Are you multithreading in the application, and then calling DGEMM? Or is the application running a single master thread that expects DGEMM to multithread?
How many threads?
1 of 1 people found this helpful
I am actually using a mix of 4 ACML functions. The application is single threaded and takes advantage of the threaded ACML. I use anywhere between 8 and 64 threads, depending on the size of the matrices. The system is a 64-core Interlagos and can actually support 64 threads.
I'll try to reproduce it on a simple example, but until then here is the succession of ACML calls. Please let me know if you see a smoking gun. dsymm operates on large NxN matrices, dgemm on smaller 6xN ones.
N = 5370 while not_converged: dsyrk (NxN)
dsymv (NxN, N)
Thanks a lot,
I have started a simple test case using gfortran. DGEMM seems to work as expected, I'll add now cases for dsymm and also for the ifort compiler.

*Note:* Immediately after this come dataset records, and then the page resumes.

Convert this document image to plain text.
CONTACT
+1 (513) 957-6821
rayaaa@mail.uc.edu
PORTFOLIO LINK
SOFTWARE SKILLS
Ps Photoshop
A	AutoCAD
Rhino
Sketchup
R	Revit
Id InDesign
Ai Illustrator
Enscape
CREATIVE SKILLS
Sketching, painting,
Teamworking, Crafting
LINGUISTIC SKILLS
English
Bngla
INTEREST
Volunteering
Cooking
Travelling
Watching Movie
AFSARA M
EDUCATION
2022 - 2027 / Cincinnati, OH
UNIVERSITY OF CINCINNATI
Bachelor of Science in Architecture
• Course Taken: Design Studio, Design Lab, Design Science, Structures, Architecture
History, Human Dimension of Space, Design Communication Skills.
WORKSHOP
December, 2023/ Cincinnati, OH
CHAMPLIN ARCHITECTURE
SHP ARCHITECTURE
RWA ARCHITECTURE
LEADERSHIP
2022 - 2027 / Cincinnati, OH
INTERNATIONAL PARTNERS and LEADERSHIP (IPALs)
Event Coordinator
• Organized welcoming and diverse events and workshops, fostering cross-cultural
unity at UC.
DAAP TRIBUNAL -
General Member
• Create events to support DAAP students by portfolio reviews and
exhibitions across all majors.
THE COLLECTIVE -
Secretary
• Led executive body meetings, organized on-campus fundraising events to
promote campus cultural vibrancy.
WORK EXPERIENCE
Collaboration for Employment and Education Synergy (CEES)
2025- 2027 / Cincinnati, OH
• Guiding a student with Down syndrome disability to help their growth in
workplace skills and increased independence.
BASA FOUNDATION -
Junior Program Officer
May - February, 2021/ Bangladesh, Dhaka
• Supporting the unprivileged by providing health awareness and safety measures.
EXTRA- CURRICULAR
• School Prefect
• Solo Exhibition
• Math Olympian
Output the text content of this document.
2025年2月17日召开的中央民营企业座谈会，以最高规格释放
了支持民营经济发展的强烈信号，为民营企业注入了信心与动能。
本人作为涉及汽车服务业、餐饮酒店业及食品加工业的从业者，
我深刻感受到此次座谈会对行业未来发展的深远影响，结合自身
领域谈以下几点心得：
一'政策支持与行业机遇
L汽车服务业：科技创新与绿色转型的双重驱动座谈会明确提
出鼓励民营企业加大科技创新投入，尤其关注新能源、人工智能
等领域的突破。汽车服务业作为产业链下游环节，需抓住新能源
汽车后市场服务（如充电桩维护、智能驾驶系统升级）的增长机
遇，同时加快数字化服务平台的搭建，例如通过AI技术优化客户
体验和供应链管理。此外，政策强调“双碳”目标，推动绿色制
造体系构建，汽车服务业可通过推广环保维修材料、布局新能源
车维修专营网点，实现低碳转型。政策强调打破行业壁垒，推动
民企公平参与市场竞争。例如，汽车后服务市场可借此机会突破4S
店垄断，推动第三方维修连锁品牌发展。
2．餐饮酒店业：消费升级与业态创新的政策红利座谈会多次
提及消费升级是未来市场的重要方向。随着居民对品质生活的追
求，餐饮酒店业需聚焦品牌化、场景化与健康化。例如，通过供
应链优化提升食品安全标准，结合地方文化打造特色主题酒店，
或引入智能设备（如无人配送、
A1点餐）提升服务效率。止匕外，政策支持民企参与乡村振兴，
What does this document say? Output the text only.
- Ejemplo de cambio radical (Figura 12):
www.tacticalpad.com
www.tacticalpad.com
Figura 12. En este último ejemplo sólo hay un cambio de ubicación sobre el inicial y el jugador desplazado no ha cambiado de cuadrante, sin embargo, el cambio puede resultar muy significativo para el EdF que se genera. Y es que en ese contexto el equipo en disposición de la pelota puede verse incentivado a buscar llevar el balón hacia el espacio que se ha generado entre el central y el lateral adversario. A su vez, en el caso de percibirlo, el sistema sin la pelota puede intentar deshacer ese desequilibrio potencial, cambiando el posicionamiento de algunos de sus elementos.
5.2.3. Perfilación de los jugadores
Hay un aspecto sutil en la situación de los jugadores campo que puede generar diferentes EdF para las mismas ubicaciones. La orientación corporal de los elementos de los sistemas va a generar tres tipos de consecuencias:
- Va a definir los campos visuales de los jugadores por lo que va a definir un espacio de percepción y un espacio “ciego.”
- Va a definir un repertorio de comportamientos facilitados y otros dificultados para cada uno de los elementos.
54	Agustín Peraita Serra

On thing you can try is the ACML_FAST_MALLOC_DEBUG envrionment variable as documented in the user guide. You might try reducing the number of threads to reduce the volume of messages and to see if that affects the problem.
Maybe this will tell us something useful.
I'm assuming this is a linux environment?
It turns out this happens with the call to dsyrk, which in turns calls DGEMM. I can demonstrate a problem with memory allocation, it just has to be debugged now.
It seems that with the problem sizes you are using dsyrk calls dgemm in a way that sometimes the fast alloc mechanism is effective and sometimes not, and this appears to be causing the leak.
There is a variable, ACML_FAST_MALLOC_CHUNK_SIZE that controls how much memory is allowed for an allocation that will be retained. It's set at 10MB, which is too small for this case. I was using N=6000, and I was able to effectively work around the issue by setting ACML_FAST_MALLOC_CHUNK_SIZE to 35000000.
I chose the size by grabbing debug output into a file called temp.
I found the largest allocation requested using:
grep "new malloc size" temp | sed -e"s/^.*size //" | sort -n
I just rounded that largest number up a bit and then memory usage no longer showed a leak. For 32 threads, memory use capped at 1.8G.
This doesn't resolve the actual bug, but it is an effective work around. With the smaller size, the fast malloc is essentially not working anyway, so there would be no performance benefit even if the bug is fixed.